Three years ago, the answer was “no tax break.”

In 2008, Price Development asked a city agency, the Planned Industrial Expansion Authority, to determine whether the site was blighted, a necessary condition for the tax abatement. The developer’s timing was bad. Former Mayor Mark Funkhouser, a critic of the way tax incentives have been used to remake Kansas City, had made new appointments to the agency’s board shortly before Price Development’s plan came up for consideration.

Now that Funkhouser is out of the picture, developers are feeling more confident about their chances at City Hall and its related agencies. March spoke of “a feeling of optimism in Kansas City” when he discussed the 39th Street development with The Kansas City Star’s Kevin Collison in the spring.

March tells The Pitch that Price Development officials want to do something special and unique for the neighborhood. A member of the family who owns the business lives in the area, he adds.

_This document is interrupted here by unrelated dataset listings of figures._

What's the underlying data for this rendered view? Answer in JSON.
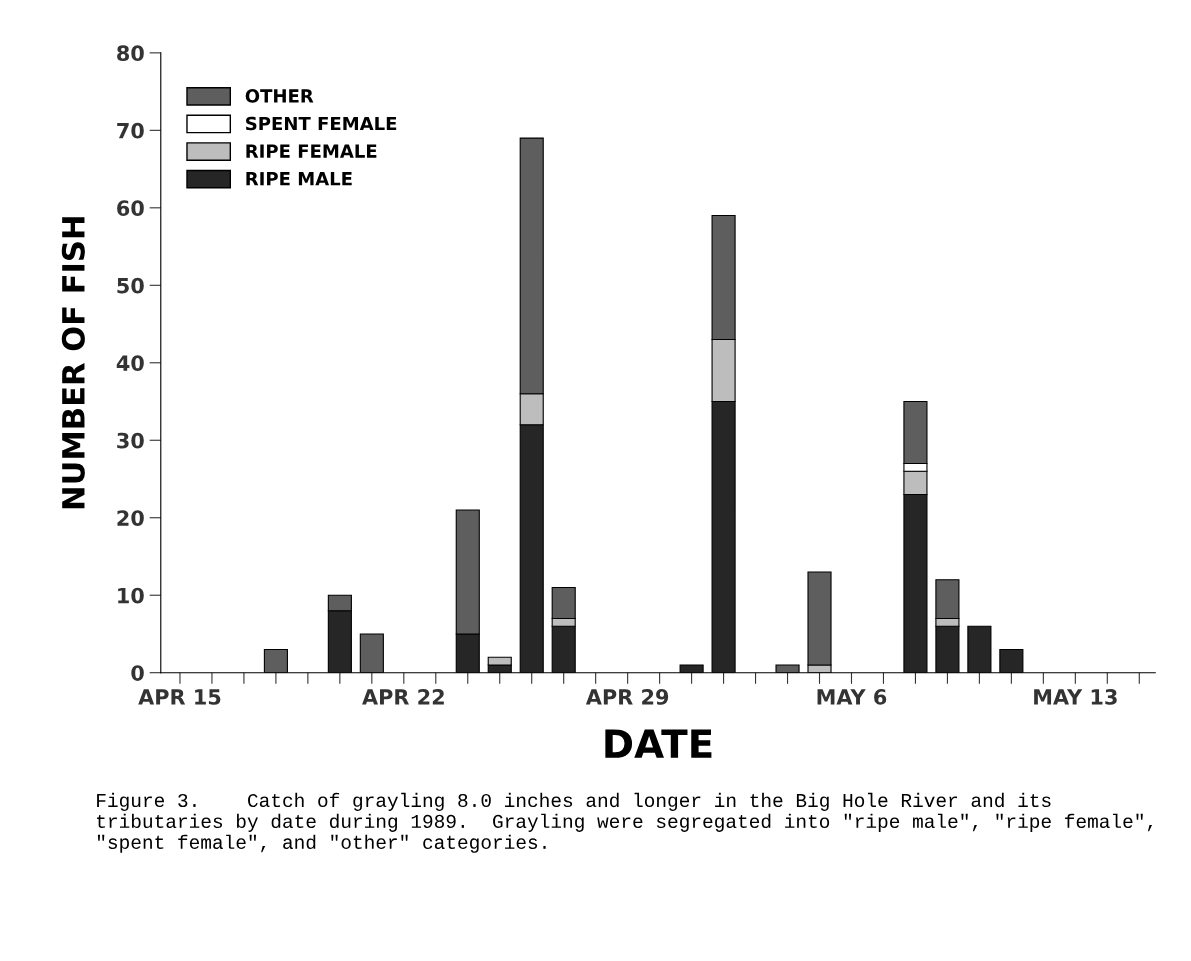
{
  "chart_data": {
    "type": "bar",
    "stacked": true,
    "xlabel": "DATE",
    "ylabel": "NUMBER OF FISH",
    "categories": [
      "APR 15",
      null,
      null,
      null,
      null,
      null,
      null,
      "APR 22",
      null,
      null,
      null,
      null,
      null,
      null,
      "APR 29",
      null,
      null,
      null,
      null,
      null,
      null,
      "MAY 6",
      null,
      null,
      null,
      null,
      null,
      null,
      "MAY 13",
      null,
      null
    ],
    "series": [
      {
        "name": "RIPE MALE",
        "color": "#262626",
        "values": [
          0,
          0,
          0,
          0,
          0,
          8,
          0,
          0,
          0,
          5,
          1,
          32,
          6,
          0,
          0,
          0,
          1,
          35,
          0,
          0,
          0,
          0,
          0,
          23,
          6,
          6,
          3,
          0,
          0,
          0,
          0
        ]
      },
      {
        "name": "RIPE FEMALE",
        "color": "#bdbdbd",
        "values": [
          0,
          0,
          0,
          0,
          0,
          0,
          0,
          0,
          0,
          0,
          1,
          4,
          1,
          0,
          0,
          0,
          0,
          8,
          0,
          0,
          1,
          0,
          0,
          3,
          1,
          0,
          0,
          0,
          0,
          0,
          0
        ]
      },
      {
        "name": "SPENT FEMALE",
        "color": "#ffffff",
        "values": [
          0,
          0,
          0,
          0,
          0,
          0,
          0,
          0,
          0,
          0,
          0,
          0,
          0,
          0,
          0,
          0,
          0,
          0,
          0,
          0,
          0,
          0,
          0,
          1,
          0,
          0,
          0,
          0,
          0,
          0,
          0
        ]
      },
      {
        "name": "OTHER",
        "color": "#5e5e5e",
        "values": [
          0,
          0,
          0,
          3,
          0,
          2,
          5,
          0,
          0,
          16,
          0,
          33,
          4,
          0,
          0,
          0,
          0,
          16,
          0,
          1,
          12,
          0,
          0,
          8,
          5,
          0,
          0,
          0,
          0,
          0,
          0
        ]
      }
    ],
    "ylim": [
      0,
      80
    ],
    "yticks": [
      0,
      10,
      20,
      30,
      40,
      50,
      60,
      70,
      80
    ],
    "grid": false,
    "legend": "top left",
    "annotations": [
      "Figure 3.    Catch of grayling 8.0 inches and longer in the Big Hole River and its tributaries by date during 1989.  Grayling were segregated into \"ripe male\", \"ripe female\", \"spent female\", and \"other\" categories."
    ]
  }
}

But there are limits to the generosity. March says the development of a “significant project” at the site won’t produce an adequate return. A third party ran the numbers for the city and came to the same conclusion.

“You can’t build this project as a market-rate project,” March says. “You can’t do much more on this small site, other than a McDonald’s or a convenience store, and have it make economic sense.”

Again with the Happy Meal threat!

March concedes that 39th Street West is a hip area. But “happening” is not the same as “lucrative.” Rents are low. “There really hasn’t been any new investment along 39th Street in quite a while, on the Missouri side,” March says.

So what will you have, Kansas City, a spiffy new apartment building or a McFlurry? “If you’d rather have a convenience store or a gas station or a fast-food restaurant,” March says, “then don’t give the incentives."